Kansas City rent growth ranked third among Yardi Matrix’s top 30 markets, up 3.1 percent year-over-year as of June and well above the 0.9 percent U.S. rate. At $1,335, the average advertised asking rent lagged the $1,749 national figure. The occupancy rate in stabilized properties slid 20 basis points year-over-year, to 94.5 percent as of May. The Lifestyle rate (95.0 percent) was higher than the RBN figure.


The deceleration in employment growth continued in the first months of 2025, at 0.4 percent as of April. The figure was on par with Chicago and half the 0.8 percent U.S. rate.

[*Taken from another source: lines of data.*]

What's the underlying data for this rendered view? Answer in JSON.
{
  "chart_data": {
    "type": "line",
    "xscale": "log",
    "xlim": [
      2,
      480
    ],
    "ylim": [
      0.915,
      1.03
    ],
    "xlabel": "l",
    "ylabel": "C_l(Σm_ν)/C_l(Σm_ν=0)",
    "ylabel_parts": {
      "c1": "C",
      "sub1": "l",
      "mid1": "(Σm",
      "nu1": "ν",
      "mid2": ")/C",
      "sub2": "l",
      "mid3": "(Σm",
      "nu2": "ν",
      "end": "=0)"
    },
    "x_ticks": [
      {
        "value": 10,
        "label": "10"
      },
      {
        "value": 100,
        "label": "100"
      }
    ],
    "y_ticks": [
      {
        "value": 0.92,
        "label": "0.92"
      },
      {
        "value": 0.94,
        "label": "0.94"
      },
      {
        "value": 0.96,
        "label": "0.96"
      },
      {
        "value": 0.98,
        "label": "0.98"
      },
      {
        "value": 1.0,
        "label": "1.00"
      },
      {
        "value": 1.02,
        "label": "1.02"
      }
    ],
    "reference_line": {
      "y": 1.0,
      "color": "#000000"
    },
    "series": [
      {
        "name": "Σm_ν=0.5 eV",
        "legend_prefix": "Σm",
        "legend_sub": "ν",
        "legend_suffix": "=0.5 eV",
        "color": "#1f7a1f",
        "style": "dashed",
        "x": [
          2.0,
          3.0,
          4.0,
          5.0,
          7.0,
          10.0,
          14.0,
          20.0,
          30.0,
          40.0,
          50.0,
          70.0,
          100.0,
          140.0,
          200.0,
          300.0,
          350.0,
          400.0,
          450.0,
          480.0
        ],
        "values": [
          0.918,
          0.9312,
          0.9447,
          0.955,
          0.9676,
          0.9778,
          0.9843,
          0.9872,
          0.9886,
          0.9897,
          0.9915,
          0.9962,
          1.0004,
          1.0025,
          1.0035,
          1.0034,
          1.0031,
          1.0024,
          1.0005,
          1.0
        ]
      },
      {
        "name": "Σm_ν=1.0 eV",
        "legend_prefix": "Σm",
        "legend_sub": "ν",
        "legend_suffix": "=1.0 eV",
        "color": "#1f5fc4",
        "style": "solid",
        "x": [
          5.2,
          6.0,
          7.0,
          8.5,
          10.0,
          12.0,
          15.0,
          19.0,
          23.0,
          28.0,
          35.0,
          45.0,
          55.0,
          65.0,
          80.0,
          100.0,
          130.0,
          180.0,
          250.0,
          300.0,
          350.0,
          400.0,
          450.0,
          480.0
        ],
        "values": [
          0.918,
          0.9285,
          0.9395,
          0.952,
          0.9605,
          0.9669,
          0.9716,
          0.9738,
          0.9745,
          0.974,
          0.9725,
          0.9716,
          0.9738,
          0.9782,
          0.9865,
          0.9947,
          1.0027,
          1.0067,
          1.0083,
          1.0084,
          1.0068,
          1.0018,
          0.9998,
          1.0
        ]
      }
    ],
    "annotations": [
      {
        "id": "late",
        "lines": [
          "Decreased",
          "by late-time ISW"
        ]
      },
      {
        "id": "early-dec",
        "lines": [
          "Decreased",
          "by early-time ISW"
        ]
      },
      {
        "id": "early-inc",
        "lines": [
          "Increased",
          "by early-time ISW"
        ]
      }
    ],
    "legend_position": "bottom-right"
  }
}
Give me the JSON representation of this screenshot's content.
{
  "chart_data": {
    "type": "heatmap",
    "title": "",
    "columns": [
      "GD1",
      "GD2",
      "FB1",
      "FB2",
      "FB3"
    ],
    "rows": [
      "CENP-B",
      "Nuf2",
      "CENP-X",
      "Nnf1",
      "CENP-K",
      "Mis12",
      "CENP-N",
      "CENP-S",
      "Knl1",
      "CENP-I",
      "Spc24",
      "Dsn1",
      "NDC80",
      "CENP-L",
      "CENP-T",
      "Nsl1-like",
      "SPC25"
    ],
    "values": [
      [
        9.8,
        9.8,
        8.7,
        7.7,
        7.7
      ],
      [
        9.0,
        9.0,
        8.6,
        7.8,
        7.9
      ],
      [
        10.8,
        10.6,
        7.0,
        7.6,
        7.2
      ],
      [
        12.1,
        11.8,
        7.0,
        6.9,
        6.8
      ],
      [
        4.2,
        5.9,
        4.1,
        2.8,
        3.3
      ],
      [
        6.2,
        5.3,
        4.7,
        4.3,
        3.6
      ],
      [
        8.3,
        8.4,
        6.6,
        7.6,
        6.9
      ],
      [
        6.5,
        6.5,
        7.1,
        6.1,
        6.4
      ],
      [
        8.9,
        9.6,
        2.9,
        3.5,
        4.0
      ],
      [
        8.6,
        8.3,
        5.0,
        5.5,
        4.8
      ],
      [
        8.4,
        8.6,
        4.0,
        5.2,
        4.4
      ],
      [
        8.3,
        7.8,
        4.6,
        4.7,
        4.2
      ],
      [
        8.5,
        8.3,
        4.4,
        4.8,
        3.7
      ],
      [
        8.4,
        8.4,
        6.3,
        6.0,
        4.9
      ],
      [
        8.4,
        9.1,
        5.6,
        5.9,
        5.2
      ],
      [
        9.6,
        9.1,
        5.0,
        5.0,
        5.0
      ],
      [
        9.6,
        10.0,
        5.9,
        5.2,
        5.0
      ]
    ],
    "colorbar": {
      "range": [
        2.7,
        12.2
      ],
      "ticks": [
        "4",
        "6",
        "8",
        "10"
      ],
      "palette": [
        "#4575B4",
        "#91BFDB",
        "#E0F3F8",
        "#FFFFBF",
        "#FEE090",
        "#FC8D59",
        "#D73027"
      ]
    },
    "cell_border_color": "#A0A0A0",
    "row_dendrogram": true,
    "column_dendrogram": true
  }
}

Kansas City shed 3,900 net jobs overall, with gains in four sectors: education and health services (6,000 jobs), mining, logging and construction (3,000), government (2,000) and financial activities (1,100). Meanwhile, unemployment stood at 3.8 percent in May, outperforming the U.S. (4.2 percent). Construction is underway across several redevelopment projects, including the $1 billion Berkley Riverfront and the $527 million West Bottoms, which have their first phases set for completion in 2026.


While deliveries dropped to 861 units this year through June, the pipeline remained significant, with 7,333 units under construction. Investment stalled, with just $182 million in multifamily assets trading during the first half of the year. The average price per unit slid by roughly 20 percent year-to-date, to $135,590, well below the $212,317 national figure.